Nesta última semana, Irpin se tornou uma das linhas de frente do confronto entre tropas russas e ucranianas. Ataques aéreos causaram danos severos à infraestrutura local, com ao menos um prédio residencial sendo destruído quase que por completo.

Segundo a agência de notícias Associated Press (AP), nesta segunda-feira (7), Irpin já completava três dias sem abastecimento de energia elétrica, água e aquecimento para ambientes internos – é inverno no hemisfério norte. Moradores relataram que soldados russos estariam se apropriando de residências e carros na região.

Foto: Andriy Dubchak/AP

Funcionários locais falam em 30% da cidade sob controle dos russos. O restante ainda estaria sendo controlado por forças ucranianas.

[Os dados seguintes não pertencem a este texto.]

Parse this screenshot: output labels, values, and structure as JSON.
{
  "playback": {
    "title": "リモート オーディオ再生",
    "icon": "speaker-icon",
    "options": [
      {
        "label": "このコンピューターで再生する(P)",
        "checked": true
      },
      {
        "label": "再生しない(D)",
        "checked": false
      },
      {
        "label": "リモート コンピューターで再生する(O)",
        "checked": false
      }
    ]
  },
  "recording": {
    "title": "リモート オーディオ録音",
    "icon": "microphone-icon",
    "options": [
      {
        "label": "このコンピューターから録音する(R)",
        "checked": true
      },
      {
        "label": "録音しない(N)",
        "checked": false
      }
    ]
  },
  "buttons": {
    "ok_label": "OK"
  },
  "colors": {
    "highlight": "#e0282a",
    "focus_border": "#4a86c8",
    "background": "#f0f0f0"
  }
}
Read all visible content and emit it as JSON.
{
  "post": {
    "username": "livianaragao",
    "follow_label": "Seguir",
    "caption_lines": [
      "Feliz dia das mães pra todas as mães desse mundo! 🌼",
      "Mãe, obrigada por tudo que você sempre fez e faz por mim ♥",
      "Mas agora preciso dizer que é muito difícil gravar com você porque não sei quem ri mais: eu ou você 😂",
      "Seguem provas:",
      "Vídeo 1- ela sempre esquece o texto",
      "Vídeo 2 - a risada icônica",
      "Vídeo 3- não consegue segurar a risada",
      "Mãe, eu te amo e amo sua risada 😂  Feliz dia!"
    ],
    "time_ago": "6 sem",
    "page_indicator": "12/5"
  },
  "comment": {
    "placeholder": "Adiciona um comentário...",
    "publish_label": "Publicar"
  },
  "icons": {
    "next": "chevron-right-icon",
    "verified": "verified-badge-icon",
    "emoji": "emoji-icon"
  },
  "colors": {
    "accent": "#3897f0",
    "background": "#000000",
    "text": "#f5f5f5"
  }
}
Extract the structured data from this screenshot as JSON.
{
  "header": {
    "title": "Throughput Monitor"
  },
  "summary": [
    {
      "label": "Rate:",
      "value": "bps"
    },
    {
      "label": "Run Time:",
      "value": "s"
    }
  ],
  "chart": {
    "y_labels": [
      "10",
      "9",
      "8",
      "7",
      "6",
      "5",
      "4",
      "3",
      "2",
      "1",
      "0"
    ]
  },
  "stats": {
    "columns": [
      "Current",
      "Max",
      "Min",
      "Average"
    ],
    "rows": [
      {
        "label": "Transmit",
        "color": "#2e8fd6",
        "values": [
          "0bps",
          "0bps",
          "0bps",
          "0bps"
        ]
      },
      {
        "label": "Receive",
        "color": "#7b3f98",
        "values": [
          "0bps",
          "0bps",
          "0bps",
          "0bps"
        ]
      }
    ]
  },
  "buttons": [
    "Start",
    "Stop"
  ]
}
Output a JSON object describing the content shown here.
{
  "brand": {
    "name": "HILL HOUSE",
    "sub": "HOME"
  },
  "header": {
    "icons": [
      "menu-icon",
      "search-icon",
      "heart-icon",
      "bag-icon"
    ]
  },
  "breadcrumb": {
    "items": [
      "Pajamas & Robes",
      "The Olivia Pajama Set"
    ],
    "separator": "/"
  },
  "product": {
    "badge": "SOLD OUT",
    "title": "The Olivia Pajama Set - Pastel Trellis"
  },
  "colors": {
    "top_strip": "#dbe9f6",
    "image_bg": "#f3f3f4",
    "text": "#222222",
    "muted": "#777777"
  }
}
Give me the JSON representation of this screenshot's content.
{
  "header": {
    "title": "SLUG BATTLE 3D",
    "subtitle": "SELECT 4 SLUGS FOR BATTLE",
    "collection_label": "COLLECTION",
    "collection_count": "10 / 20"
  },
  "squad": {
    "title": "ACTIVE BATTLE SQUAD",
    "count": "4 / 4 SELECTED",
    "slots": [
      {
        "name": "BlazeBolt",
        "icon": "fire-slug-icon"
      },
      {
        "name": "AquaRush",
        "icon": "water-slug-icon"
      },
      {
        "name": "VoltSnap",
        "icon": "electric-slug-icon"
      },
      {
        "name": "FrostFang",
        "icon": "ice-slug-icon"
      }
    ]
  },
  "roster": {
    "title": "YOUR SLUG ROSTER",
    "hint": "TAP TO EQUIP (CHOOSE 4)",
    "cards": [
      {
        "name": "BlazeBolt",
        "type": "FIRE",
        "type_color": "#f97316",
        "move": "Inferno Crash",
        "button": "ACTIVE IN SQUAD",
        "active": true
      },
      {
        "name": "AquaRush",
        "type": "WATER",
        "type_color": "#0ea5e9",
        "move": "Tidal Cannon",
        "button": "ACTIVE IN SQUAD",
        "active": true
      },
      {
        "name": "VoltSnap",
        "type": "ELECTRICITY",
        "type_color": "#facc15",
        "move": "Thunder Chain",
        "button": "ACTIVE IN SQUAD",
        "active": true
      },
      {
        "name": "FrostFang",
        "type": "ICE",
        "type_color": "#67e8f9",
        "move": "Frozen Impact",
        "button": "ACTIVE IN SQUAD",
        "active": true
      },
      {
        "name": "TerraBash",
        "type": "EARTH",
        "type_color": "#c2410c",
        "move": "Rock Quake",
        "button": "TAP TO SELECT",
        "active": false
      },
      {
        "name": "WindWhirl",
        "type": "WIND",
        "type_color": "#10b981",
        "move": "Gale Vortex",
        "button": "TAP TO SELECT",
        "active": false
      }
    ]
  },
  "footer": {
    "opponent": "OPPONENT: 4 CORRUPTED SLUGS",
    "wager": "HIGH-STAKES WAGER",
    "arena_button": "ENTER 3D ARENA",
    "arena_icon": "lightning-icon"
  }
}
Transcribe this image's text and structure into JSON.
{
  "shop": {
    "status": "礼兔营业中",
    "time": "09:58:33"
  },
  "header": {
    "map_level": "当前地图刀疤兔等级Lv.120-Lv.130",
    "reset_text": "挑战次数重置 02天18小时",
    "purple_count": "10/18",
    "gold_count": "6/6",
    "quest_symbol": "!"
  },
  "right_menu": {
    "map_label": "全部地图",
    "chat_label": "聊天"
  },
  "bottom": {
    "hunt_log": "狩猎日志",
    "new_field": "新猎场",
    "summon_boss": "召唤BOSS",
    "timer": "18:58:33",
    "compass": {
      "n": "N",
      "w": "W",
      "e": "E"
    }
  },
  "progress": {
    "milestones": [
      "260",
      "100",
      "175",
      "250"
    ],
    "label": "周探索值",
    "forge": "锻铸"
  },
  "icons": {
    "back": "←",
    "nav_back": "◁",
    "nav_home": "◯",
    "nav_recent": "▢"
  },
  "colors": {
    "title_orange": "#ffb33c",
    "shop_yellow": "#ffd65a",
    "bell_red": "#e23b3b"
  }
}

Diante da situação, milhares de residentes estão deixando a localidade.

Com os russos já dentro do território, moradores de Irpin estão deixando a cidade em direção a Kiev, em uma tentativa de se afastar das tropas de Putin. Para isso, precisam cruzar uma ponte que passa sobre o rio Irpin.

Porém, para dificultar a vida dos russos e atrasar a chegada de blindados à capital por, forças de defesa ucraniana explodiram a ponte.

Tábuas de madeira foram colocadas entre os escombros para criar uma passagem, ainda que instável, para que os habitantes da cidade deixem o local. Para isso, também contam com a ajuda de soldados ucranianos.

Nos últimos dias, trens também estão realizando o trajeto de Irpin até Kiev, levando majoritariamente mulheres e crianças. Os demais, seguem o percurso a pé.